The world is facing as food crisis, with the United Nations stating the war in Ukraine had compounded problems that have been brewing for years.
Climate change, the covid-19 pandemic and a reliance on big producers to supply food staples have led to shortages, rising costs and more people going hungry.
That scarcity of food has pushed prices up but New Zealand producers, like many globally, can’t realise that value as inflation pushes up the cost of production.
Profits and margins are being slashed, forcing budgets to be cut as costs soar.

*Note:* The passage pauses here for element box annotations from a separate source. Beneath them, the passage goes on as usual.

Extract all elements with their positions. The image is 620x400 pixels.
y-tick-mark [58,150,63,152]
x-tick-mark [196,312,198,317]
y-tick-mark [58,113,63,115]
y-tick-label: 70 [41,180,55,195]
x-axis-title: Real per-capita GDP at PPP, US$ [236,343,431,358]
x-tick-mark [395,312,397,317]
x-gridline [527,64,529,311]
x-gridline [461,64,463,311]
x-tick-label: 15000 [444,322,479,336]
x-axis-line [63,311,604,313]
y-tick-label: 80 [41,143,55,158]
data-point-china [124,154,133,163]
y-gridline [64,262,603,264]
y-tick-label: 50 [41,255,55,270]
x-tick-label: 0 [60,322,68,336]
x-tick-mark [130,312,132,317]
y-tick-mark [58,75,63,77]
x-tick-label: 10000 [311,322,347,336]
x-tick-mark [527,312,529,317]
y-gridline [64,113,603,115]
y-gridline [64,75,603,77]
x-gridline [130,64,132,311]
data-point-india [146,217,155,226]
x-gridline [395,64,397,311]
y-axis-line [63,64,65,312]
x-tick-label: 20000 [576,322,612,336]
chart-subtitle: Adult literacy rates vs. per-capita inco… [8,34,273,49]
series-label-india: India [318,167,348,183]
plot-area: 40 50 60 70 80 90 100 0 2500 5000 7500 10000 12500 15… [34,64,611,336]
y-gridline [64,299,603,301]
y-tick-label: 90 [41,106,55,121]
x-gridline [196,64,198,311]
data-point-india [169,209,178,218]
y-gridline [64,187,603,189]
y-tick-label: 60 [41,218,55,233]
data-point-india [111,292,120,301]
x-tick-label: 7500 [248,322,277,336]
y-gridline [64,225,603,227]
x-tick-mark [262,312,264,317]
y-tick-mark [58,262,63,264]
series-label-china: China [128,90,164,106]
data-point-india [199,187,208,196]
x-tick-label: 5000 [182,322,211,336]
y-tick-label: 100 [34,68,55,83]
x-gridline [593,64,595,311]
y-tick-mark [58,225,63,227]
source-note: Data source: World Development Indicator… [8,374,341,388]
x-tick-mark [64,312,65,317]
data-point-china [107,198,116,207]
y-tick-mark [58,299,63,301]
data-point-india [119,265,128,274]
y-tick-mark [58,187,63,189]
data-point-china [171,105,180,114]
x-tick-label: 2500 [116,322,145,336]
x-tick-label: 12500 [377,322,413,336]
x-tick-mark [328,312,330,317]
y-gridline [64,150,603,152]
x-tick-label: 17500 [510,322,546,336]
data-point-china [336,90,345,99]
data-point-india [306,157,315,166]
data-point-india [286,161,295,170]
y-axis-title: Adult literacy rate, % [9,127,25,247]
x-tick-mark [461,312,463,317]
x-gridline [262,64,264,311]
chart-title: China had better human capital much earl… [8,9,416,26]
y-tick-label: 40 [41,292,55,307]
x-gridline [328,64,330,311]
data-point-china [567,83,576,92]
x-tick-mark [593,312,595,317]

Some commentators believe these food insecurity problems are an opportunity for growers to re-engage with consumers and show they are not profiting from inflated prices.
ANZ Bank data from the first quarter of this year shows the cost of operating a dairy farm increased 12.7% year-on-year and by 10.7% for a sheep and beef farm.
AgFirst has calculated the breakeven point for dairy farmers this season will be close to $7/kg/MS up from $6.40-$6.50 a year ago.
A 20% increase in labour costs in the last year mean many Green kiwifruit growers will just break even or make a loss this season while University of Otago research has calculated that the cost of wheat constitutes just 15c per loaf of bread.
Canterbury milling wheat is selling as high as $650 a tonne, up from $420 a year ago, while new season contracts for premium mill wheat are being offered at $630, an increase of more than $200 in a year.
Domestic food inflation continues to soar, with Stats NZ reporting a 6.8% increase in the year to May with grocery food rising 7.4%, restaurant meals, fruit and vegetables 10% and meat, fish and poultry 7%.
It’s not just food demand causing inflation.
Business NZ director of advocacy Catherine Beard recently told farmers the cost of doing business has risen 34.6% in four years.
“Government is very much into centralisation; in Business NZ we think that is not a good thing.”
The ANZ Bank report warns global shortages of fertiliser and grain will have international repercussions.
“The shortages of these basic feed stocks will underpin global production costs and keep production in check, but it will also erode the ability of poorer countries to import the higher-value foods that New Zealand exports.”
It adds that higher food production costs have triggered greater global food protectionism.
The European Union will assist farmers to grow crops on 170,000ha of land set aside as fallow to produce an estimated 600,000 tonnes of grain to help mitigate food price spikes and potential shortages.
Hamish Gow, the Sir Graeme Harrison Professorial Chair in Global Value Chains and Trade at Lincoln University, says rampant inflation, investigations into the supermarket duopoly and disrupted supply chains have focused consumer minds on food costs and availability, making it perfect timing for growers to prove they are not making excessive profits.
“The challenge is recognising high prices in NZ are not driven by farmers but by the value chain, mainly wholesalers and supermarkets,” he says.
NZX head of analytics, Julia Jones, says the world is changing permanently, and it is a case of weathering these changes while looking for opportunities that will emerge.
“We need to remind the world that we are good for the world, that we produce and export amazing nutrition.”